The Last Look…
Posted by Colin Lambert. Last updated: March 10, 2026
The Irony of Ironies. Readers of this column will be familiar with my tendency to bang on about the benefits of digitalisation and the fact that tokenisation, blockchain technology and the world of crypto is not just here to stay but also have a deep impact on existing markets.
Stablecoins are already having a moment in cross-border payments and settlement and the tokenisation of the dollar is proof that creating onchain versions of traditional assets that can be moved 24/7 adds to capital efficiency and liquidity creation.
This is very far from a one-way process, however, for as much as blockchain is shaping TradFi markets (as they say in crypto), the new kids are also learning a few tricks from the old world. One example is credit intermediation, an area that crypto actually made less efficient than existing structures in FX and elsewhere, because of the way business models at exchanges evolved. Remember, the space that touts the benefits of decentralisation is one helluva concentrated place.
Despite the many, many ironies that exist in crypto today, the serious point is that pre-funding is not efficient and as more institutional investors venture into the space (what with ETFs and everything, not to mention, has anyone noticed that the war broke out on the weekend it was actually tradeable?!) it won’t last as a result.
This is a point that a recent report from Finery Markets makes. What the ECN provider is telling its readers is that it’s more efficient to have credit intermediators and exchanges that do nothing but act as market places (as opposed to the current, broker, custodian and exchange model that prevails in crypto). In other words, welcome to the world of ECNs!
This is perfectly valid, if somewhat an obvious point from a provider of said facilities. But the report goes further by asserting that stablecoins have become a threat to the centralised banking system and they’re set to revolutionise credit creation as individuals and professional investors flock to embrace them.
What’s much more likely to happen than the wholesale disappearance of banking is that some services will unbundle from the traditional banking offering
“Rather than recirculating fiat collateral back into bank deposits, major issuers allocate directly to capital markets – bypassing the banking system to become top-tier holders of US Treasuries and holding $24 billion in gold. Constrained by Basel III/IV, banks are losing market making and payment volumes, forcing them into an aggressive lobbying phase against yield-bearing stablecoins,” the authors write, before asking whether, as a result, anyone would miss traditional banking rails?
I think the answer is yes, very much.
For starters, it will be some time before (if) retail clients move to a wallet-based system and away from the current accounts-focused set-up. Despite various suggested use cases, individuals have failed to embrace web3’s wallet-based world, with even the most optimistic estimates topping out around 10 million in terms of users. For financial applications, such as Revolut or Monzo, the underlying plumbing is the traditional banking system with its fuddy duddy links to central banks.
Which brings me to the next point: there are projects, such as Project Guardian in Australia, that are experimenting with various settlement forms inter-operating, whether they’re stablecoins, CBDCs or traditional fiat money. Until a system that allows this to happen across central banks globally is open, banking rails will be needed.

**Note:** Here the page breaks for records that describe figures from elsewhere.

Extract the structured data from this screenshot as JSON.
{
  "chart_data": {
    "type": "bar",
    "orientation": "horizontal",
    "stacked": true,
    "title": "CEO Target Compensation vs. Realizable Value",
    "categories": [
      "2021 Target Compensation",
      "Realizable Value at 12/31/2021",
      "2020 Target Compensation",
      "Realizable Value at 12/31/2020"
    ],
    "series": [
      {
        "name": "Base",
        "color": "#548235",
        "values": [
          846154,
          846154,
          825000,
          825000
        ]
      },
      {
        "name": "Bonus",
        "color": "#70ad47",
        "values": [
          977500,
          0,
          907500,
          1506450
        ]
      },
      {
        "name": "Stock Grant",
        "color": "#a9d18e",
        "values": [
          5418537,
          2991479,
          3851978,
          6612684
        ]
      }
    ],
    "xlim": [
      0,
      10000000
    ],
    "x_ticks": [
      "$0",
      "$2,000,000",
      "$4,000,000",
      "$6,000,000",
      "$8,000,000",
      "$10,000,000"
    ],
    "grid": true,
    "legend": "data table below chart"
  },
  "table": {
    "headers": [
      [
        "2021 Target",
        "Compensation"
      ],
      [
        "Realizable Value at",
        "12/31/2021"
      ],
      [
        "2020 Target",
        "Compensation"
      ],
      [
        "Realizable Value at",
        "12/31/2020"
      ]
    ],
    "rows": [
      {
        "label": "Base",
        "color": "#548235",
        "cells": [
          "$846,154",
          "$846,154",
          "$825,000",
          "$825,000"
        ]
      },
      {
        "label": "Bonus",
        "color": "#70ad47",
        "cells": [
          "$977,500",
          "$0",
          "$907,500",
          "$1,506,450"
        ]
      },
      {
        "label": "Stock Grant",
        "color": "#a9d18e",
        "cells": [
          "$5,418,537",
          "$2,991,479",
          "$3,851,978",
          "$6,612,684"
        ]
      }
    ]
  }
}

What’s much more likely to happen than the wholesale disappearance of banking is that some services will unbundle from the traditional banking offering. As users view services such as yield provision, FX and investment in the context of financial apps rather than banking services, because fintechs and specialist providers can now compete as a result of stablecoins, the race for clients on the retail end will probably pick up. But is that the death knell for banking? To the contrary.
Finery Markets does make a valid point when it argues that beyond 2030 “blockchain infrastructure faces a binary outcome – it will either be absorbed by the banking establishment or it will fundamentally displace the traditional funding model”.
In other words, banks will buy threats, the same way they have always done and the same way stock exchanges bought ECNs 20 years ago. And this somewhat closes the loop for the report: some of the innovations may turn out to be simply slightly tweaked versions of existing infrastructure that won’t revolutionise much except bring the two worlds of DeFi and TradFi closer and make them more similar. Is it a revolution? Definitely not. But as the two worlds merge, both will change and those that make it happen will profit handsomely.
As Finery Markets says (in a slightly word salad way):
Ultimately, the 2030 cycle will reshape what alpha truly is. The previous chapter rewarded speculation. The new one is for those who lift off the complexity and unlock efficiency in making two separate financial systems compatible, interoperable, and mutually permeated.
In other words, platforms and infrastructure providers will continue to benefit. Atomic settlement or not.